Minneapolis — The Metrodome brings back sweet memories for Kentucky.
The Wildcats passed through the dome in 1996 on their way to the national championship. They beat Utah 101-70 and earned a trip to the Final Four by defeating Tim Duncan and Wake Forest, 83-63. Kentucky is 30-6 in domes.
Yet the cavernous, 21-year-old building remains one of the least-popular venues in sports. The NFL's Minnesota Vikings, baseball's Minnesota Twins and the University of Minnesota football team are all looking for new stadiums.
To accommodate seating for the basketball court, which takes up only about half of the artificial turf surface, crews have installed bleachers across from the benches and closed off some of the stadium seats behind them.
Wisconsin guard Kirk Penney was asked if it's tough to get his bearings in the Metrodome.
"Yeah, it's a dome," he said. "It's just getting the feel for it. You've just got to go out there. There is a little difference, but once you get a feel for it, it's fine.
"If you're put here, you've just got to make do."
Marquette star Dwyane Wade said his team already had tried to get accustomed to the unusual setting.
"We try to get used to the rims and the atmosphere. We don't worry about what's in the background, though, only the orange rim and the ball."
At least one Wisconsin player was pretty excited to play in the dome. Freshman forward Andreas Helmigk just wasn't sure which dome it is.
"To come from a small town in Austria and now I'm in the Sweet 16, now I'm playing in the Superdome, where the Vikings play."
Anaheim, Calif. -- Notre Dame's Mike Brey is keeping some impressive company at the West Regional.
His fellow coaches in Anaheim are Arizona's Lute Olson, a basketball Hall of Fame member, Duke's Mike Krzyzewski and Roy Williams of Kansas.
"Mike just knows people, he's just really a good guy," Krzyzewski said.
Brey spent eight years as a Duke assistant under Krzyzewski before getting his first head coaching job at Delaware. Brey came to Notre Dame three years ago.
"You use all three of them as models. Certainly, my eight years in Durham with Mike had a huge influence on me," Brey said Wednesday.
What did he learn?
"The first thing would be get a lot of good players," he said. "The daily competition and intensity that you need to run a program at this level, Mike was a great example of that. One of the things he made very clear when he hired me back in '87 was he didn't want anybody coming down there who didn't want to be a head coach."
Minneapolis -- A newspaper reported Wednesday that former Wisconsin coach Dick Bennett will become the next coach at Washington State.

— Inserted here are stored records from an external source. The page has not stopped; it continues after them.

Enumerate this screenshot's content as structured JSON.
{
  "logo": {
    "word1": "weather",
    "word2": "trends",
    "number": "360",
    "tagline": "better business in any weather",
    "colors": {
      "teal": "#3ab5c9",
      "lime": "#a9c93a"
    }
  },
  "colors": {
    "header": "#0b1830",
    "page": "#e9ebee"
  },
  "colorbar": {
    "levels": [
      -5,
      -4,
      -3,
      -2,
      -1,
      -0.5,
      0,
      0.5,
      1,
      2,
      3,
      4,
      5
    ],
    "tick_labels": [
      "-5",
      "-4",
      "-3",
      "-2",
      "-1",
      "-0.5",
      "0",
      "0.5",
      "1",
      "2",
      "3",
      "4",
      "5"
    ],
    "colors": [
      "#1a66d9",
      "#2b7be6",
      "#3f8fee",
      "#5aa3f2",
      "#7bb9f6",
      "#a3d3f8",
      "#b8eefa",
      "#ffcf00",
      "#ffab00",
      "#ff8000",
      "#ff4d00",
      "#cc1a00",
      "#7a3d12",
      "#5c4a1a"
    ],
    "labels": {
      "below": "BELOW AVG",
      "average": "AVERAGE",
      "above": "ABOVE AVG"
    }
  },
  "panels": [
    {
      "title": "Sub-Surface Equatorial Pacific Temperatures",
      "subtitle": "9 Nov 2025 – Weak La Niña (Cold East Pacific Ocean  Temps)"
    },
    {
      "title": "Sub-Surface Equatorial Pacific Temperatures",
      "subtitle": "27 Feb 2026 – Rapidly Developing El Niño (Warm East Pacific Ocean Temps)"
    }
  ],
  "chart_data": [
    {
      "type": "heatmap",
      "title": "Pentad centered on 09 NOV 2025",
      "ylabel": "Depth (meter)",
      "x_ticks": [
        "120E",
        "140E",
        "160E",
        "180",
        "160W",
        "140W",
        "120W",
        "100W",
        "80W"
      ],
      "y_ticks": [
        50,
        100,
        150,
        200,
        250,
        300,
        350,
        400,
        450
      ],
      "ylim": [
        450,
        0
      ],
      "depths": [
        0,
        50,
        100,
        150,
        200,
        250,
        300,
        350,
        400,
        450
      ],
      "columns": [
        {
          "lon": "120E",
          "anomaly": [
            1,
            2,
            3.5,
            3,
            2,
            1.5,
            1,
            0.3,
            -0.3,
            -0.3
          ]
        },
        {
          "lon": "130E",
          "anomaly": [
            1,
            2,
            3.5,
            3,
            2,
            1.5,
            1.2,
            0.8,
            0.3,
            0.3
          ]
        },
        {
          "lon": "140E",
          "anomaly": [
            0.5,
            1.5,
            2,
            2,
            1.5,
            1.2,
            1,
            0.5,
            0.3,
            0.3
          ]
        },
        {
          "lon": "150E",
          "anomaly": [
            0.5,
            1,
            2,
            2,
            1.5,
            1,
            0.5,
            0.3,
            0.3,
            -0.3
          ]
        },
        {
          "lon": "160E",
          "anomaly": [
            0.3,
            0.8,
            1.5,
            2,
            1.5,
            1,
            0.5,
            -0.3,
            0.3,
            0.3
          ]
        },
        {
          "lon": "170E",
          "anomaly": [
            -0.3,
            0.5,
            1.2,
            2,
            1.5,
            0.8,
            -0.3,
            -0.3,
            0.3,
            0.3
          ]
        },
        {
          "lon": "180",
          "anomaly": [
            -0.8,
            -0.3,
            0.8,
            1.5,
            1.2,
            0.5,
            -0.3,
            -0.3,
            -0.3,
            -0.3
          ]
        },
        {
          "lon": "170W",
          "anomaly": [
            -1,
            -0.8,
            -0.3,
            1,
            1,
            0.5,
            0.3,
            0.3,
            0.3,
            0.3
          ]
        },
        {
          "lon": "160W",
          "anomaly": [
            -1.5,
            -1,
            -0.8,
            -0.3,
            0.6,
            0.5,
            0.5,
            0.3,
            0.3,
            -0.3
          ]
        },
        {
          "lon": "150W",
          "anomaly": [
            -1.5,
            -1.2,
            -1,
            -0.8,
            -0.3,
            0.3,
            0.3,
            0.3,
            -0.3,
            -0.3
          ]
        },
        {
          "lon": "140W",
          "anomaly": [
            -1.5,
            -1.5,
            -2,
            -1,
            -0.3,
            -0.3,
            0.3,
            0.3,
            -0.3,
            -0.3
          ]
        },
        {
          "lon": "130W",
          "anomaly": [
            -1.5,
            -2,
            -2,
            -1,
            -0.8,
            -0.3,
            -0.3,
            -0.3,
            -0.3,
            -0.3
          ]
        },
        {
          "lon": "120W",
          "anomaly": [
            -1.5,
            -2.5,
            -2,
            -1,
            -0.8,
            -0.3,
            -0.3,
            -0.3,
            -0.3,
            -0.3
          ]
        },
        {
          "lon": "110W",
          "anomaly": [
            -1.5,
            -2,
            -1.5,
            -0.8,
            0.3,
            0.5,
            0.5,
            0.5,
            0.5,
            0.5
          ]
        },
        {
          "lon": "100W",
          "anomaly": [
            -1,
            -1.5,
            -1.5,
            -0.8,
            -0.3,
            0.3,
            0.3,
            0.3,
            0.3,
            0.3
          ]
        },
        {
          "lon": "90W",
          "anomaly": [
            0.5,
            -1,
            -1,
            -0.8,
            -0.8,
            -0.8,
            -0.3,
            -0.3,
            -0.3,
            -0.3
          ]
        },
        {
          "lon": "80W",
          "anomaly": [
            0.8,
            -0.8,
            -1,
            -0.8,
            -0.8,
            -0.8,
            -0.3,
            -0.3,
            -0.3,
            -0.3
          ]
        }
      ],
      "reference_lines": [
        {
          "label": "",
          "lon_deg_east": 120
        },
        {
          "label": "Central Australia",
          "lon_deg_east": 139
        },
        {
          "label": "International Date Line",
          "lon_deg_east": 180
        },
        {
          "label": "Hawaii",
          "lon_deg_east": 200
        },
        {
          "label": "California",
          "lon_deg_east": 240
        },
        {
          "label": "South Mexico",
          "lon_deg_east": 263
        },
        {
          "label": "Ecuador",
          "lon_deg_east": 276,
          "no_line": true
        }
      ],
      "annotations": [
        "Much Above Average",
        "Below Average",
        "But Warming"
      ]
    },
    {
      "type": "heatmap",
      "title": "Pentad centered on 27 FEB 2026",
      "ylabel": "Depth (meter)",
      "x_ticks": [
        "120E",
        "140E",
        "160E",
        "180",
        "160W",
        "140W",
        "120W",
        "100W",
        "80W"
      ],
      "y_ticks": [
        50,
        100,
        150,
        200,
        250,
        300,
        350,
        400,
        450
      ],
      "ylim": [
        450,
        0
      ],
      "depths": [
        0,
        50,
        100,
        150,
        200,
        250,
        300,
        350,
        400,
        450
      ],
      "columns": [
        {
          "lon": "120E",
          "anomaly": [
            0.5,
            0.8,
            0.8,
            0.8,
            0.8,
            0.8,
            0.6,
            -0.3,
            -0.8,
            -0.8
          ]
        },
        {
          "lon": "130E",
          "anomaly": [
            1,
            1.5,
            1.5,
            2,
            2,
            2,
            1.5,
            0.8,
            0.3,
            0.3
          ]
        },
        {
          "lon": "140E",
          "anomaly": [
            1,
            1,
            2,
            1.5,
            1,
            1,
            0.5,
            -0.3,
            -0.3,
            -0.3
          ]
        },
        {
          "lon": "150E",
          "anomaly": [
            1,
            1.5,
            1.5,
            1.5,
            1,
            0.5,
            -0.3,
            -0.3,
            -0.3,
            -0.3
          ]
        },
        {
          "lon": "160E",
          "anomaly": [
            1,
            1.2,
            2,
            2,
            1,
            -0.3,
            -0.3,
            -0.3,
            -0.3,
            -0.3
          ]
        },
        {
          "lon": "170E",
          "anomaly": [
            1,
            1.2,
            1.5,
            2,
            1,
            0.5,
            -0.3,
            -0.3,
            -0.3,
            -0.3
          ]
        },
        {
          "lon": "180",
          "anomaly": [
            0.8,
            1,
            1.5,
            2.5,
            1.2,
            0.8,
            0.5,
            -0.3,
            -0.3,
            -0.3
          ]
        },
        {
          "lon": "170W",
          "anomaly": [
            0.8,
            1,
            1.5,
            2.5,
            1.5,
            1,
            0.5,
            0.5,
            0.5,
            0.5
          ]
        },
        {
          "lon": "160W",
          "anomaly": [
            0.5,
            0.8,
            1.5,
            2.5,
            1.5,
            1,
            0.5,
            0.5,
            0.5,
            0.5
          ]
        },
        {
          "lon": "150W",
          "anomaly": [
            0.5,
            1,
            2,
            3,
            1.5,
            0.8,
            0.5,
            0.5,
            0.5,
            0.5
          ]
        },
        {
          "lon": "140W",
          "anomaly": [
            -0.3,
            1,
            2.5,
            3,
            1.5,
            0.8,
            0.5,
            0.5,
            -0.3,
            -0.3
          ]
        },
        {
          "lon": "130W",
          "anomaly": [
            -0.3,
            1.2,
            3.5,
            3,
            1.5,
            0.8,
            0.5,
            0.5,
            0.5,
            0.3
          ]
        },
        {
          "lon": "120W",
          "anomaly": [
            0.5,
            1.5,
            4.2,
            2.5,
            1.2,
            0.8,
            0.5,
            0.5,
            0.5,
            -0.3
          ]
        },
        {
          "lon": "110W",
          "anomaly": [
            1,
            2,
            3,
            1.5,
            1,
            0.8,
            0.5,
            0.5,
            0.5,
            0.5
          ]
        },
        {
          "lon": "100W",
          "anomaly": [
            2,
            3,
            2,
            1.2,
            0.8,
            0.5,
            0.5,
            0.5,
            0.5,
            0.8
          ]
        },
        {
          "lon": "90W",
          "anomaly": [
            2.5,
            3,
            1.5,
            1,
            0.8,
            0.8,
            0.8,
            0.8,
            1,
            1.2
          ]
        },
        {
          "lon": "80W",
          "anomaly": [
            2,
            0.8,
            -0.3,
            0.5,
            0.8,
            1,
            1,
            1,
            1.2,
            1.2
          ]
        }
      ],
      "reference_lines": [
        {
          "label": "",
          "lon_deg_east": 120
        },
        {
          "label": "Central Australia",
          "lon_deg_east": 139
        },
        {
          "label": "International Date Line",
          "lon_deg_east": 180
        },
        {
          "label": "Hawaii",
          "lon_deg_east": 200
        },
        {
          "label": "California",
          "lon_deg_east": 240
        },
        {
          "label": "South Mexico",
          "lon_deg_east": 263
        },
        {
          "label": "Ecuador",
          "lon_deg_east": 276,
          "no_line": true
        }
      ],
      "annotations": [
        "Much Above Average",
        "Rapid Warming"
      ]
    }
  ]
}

The Wisconsin State Journal in Madison, quoting an unidentified source, said the school plans to introduce Bennett as coach Saturday.
According to the Spokane Spokesman Review, sources in Washington State's athletic department said Bennett, whose son Tony is an assistant coach with the Badgers, is a strong candidate for the job.
The elder Bennett left coaching in 2000 and still resides in Madison, Wis. Badgers guard and New Zealand native Kirk Penney was one of the players Dick Bennett lured to Wisconsin.
"He's a great coach and if he feels the urge again, that's wonderful. He's one of the best," Penney said. "I support him, absolutely. I love playing with him, if he feels he wants to get back into the game, that's great."
Extra points: Marquette freshman guard Jared Sichting is the son of Minnesota Timberwolves assistant Jerry Sichting. ... Marquette coach Tom Crean spent the 1994-95 season with Pittsburgh. "It's a special game because we're in the Sweet 16 and I have a ton of respect for Pittsburgh. ... I loved the time I spent with Ralph Willard there. I enjoyed my time there. I've always been a city of Pittsburgh and University of Pittsburgh fan." ... Pittsburgh coach Ben Howland told his team he has a plan similar to that of Marquette's most famous coach. "I've told them that we want to win the whole thing and I want to be the next Al McGuire and retire at age 45 and get right into television ... really have some fun and make the big money," Howland said.